Les «hommes de Dieu» se positionnent dans la perspective de la présidentielle d’avril 2021 au Bénin! Plus que d’un devoir patriotique, c’est même d’une «mission divine» que procède leur démarche pour le salut de la population…
C’est le cas du pasteur Victorin Denonwoema. «Pasteur du Bénin», comme il se fait appeler. Il a annoncé sa candidature le 17 décembre sur radio Sédohoun. Il a déclaré à l’antenne agir en réponse à un appel divin qui remonterait à 2006.
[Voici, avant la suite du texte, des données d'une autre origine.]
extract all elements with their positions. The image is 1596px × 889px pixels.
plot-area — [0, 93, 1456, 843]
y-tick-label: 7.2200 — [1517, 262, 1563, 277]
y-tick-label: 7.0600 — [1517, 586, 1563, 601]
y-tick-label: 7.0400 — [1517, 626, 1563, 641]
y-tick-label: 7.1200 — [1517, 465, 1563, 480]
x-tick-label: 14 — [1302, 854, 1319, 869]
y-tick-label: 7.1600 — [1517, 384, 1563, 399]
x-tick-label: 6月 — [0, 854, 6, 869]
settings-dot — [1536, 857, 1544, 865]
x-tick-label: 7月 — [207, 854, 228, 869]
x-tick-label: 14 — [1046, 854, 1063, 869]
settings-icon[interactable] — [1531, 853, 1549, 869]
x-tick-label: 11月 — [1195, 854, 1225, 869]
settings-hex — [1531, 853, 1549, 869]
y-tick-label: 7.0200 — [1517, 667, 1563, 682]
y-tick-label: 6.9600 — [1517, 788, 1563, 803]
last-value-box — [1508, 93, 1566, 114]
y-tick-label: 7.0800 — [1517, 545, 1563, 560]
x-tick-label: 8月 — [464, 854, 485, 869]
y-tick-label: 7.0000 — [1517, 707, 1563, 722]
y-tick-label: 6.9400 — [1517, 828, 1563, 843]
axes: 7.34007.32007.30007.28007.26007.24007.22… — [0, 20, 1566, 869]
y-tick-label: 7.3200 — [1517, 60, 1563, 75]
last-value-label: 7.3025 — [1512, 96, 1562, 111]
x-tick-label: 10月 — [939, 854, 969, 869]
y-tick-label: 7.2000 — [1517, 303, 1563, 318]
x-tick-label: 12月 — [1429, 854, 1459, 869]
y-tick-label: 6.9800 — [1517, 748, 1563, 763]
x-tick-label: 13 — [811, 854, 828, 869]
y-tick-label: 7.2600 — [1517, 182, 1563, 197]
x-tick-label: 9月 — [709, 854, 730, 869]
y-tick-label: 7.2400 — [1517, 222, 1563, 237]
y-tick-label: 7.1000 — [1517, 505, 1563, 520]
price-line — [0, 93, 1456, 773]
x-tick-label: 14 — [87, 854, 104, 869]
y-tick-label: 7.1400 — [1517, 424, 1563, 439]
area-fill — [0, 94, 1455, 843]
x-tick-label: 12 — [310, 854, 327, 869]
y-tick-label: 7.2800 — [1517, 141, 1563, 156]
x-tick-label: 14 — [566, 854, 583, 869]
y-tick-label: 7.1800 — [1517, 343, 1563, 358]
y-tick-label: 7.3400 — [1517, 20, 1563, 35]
«Cette révélation date du 5 avril 2006, la veille de l’investiture du président Boni Yayi. Ce jour-là, la voix de Dieu m’est parvenue. Le 11 juillet 2008, le même esprit est revenu me le confirmer. Puis une troisième fois en septembre 2012. (…) Je me suis dit que je ne vais pas attendre le miracle de Jonas avant d’accepter la mission de Dieu», a affirmé Victorin Denonwoema, également cité par Bénin Web.
Rien à voir, donc, avec une vocation de dernière minute! Le pasteur se dit même certain de sa victoire en avril 2021. Il promet d’instaurer une paix séraphique dans le pays et de régler les problèmes qui en minent le développement. «Quand Dieu envoie une vision, il envoie toujours la provision. Cette provision, c’est les hommes de Dieu, le peuple béninois», insiste-t-il, confiant.
Les prélats de l’équipe adverse sont paraît-il, moins nombreux… et moins chanceux. En septembre dernier, un autre pasteur ayant exhorté le Président Patrice Talon à briguer un second mandat (alors que celui a été élu en 2016 en partie sur la promesse de n’en accomplir qu’un seul), a été carrément suspendu par son Église évangélique des Assemblées de Dieu. Entre-temps, la candidature du Président sortant se fait toujours attendre.
Loin d’être des cas isolés
Ces faits sont loin d’être incongrus dans la région. Au Togo, le voisin occidental du Bénin, c’est le Saint-Esprit qui a été à l’œuvre lors de la présidentielle du 22 février 2020. L’archevêque émérite de Lomé, Mgr Philippe Fanoko Kpodzro, qui n’est pas n’importe quel prélat puisqu’il a déjà présidé au nom de l’église catholique en 1991 la Conférence nationale souveraine du Bénin, a tenté d’imposer un candidat unique de l’opposition togolaise à ce scrutin majeur.
Cinq hommes politiques, sûrement les moins dévots de toute la classe politique togolaise, se sont tout de même présentés au scrutin qui a été remporté, haut la main, par le sortant Faure Gnassingbé.
Poursuivre la domination exercée au nom de la religion
La propension des leaders religieux des deux pays à prendre part à la politique, et même à briguer la magistrature suprême, est «compréhensible» au vu du rôle déterminant que la religion a joué autrefois dans l’action politique, selon Éric Pali, enseignant de sociologie politique à l’université de Lomé, interrogé par Sputnik.
C’est plus particulièrement le cas au Bénin, temple du vaudou (religion traditionnelle), où les animistes (18 % seulement de la population d’environ 11 millions d’âmes) continuent de côtoyer une majorité (53%) de chrétiens, catholiques et protestants. Toutefois, ce pays est confronté, depuis quelques décennies, à une montée remarquable des églises évangéliques.
«Ces pasteurs s’affirment en capacité de résoudre les problèmes des citoyens, exploitent donc leur position d'hommes de Dieu, pour planifier la conquête du pouvoir. Les “missions divines” ne sont qu’un moyen de mobilisation électorale pour la conquête du pouvoir politique», conclut-il.